Alison Lock writes poetry, short fiction, and creative non-fiction – the author of two short story collections, five collections of poetry, and a novella. Her work has been published in many literary magazines and broadcast on BBC Radio 3. Her latest poetry collection is Unfurling (2022) Palewell Press. Her work focuses on the relationship of humans and the environment, connecting an inner world with a love of nature through poetry and prose.
It’s a simple swing, two ropes thrown over a branch,
a wooden plank for a seat, the grass beneath
scuffed into the mud.
A woman comes out of the kitchen.
She takes a photo of the swing.
‘It’s for my daughter,’ she explains. ‘She would love it here!’
Her daughter is nine years old; she is far away,
living in another country with her grandmother.
I look at the swing through the mother’s eyes.
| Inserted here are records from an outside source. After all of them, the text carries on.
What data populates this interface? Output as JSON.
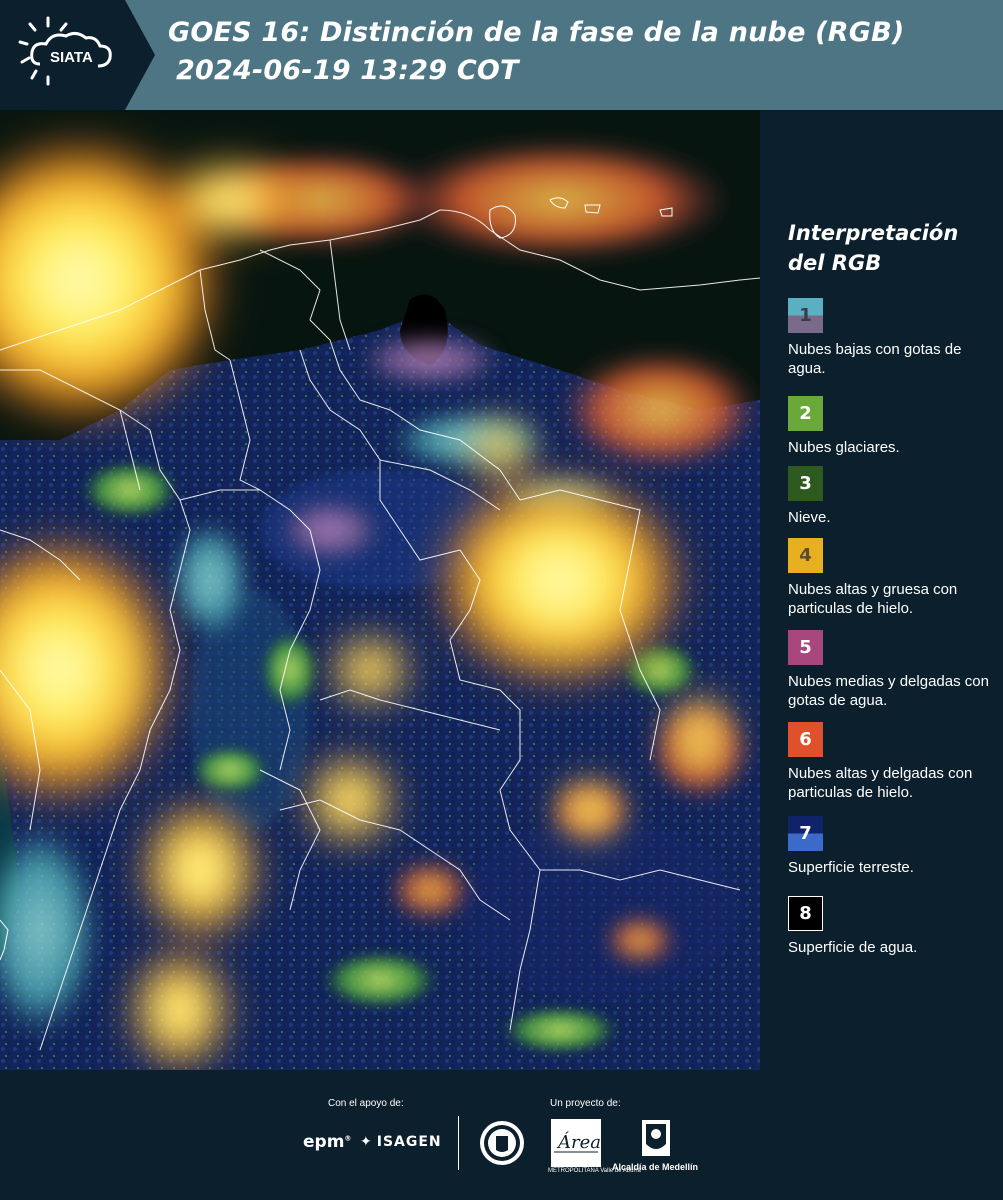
{
  "header": {
    "logo_text": "SIATA",
    "title_line1": "GOES 16: Distinción de la fase de la nube (RGB)",
    "title_line2": "2024-06-19 13:29 COT"
  },
  "legend": {
    "title_line1": "Interpretación",
    "title_line2": "del RGB",
    "items": [
      {
        "number": "1",
        "label": "Nubes bajas con gotas de agua.",
        "top_color": "#5ab0c0",
        "bottom_color": "#7a6a8a",
        "text_color": "#3a3a4a"
      },
      {
        "number": "2",
        "label": "Nubes glaciares.",
        "top_color": "#6aa83a",
        "bottom_color": "#6aa83a",
        "text_color": "#ffffff"
      },
      {
        "number": "3",
        "label": "Nieve.",
        "top_color": "#2f5a1f",
        "bottom_color": "#2f5a1f",
        "text_color": "#ffffff"
      },
      {
        "number": "4",
        "label": "Nubes altas y gruesa con particulas de hielo.",
        "top_color": "#e8b020",
        "bottom_color": "#e8b020",
        "text_color": "#5a4a30"
      },
      {
        "number": "5",
        "label": "Nubes medias y delgadas con gotas de agua.",
        "top_color": "#a8467e",
        "bottom_color": "#a8467e",
        "text_color": "#ffffff"
      },
      {
        "number": "6",
        "label": "Nubes altas y delgadas con particulas de hielo.",
        "top_color": "#e0502a",
        "bottom_color": "#e0502a",
        "text_color": "#ffffff"
      },
      {
        "number": "7",
        "label": "Superficie terreste.",
        "top_color": "#10226a",
        "bottom_color": "#3c6ac8",
        "text_color": "#ffffff"
      },
      {
        "number": "8",
        "label": "Superficie de agua.",
        "top_color": "#000000",
        "bottom_color": "#000000",
        "text_color": "#ffffff"
      }
    ]
  },
  "footer": {
    "support_label": "Con el apoyo de:",
    "project_label": "Un proyecto de:",
    "epm": "epm",
    "isagen": "ISAGEN",
    "amva_text": "METROPOLITANA Valle de Aburrá",
    "alcaldia": "Alcaldía de Medellín"
  }
}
I see
the girl, how her long legs kick out, and, as she climbs
higher and higher, she pulls back, then forward
again, until her feet touch the under-branches of the tree.
Her clothes flutter, goosebumps rise on her arms,
wind rushes through her open sandals.
Wearing your bee-like cloak, a builder’s mask,
you work all through summer, your task,
to build for your Queen a spittle-spit nest.
In your final days you’re August’s pest –
around my face – neck, lips, ears – you are pissed
on life’s decay, slow-fused, your wings half-list
in a blundering search while you feed free
on the over-ripe fruits fallen from the apple tree.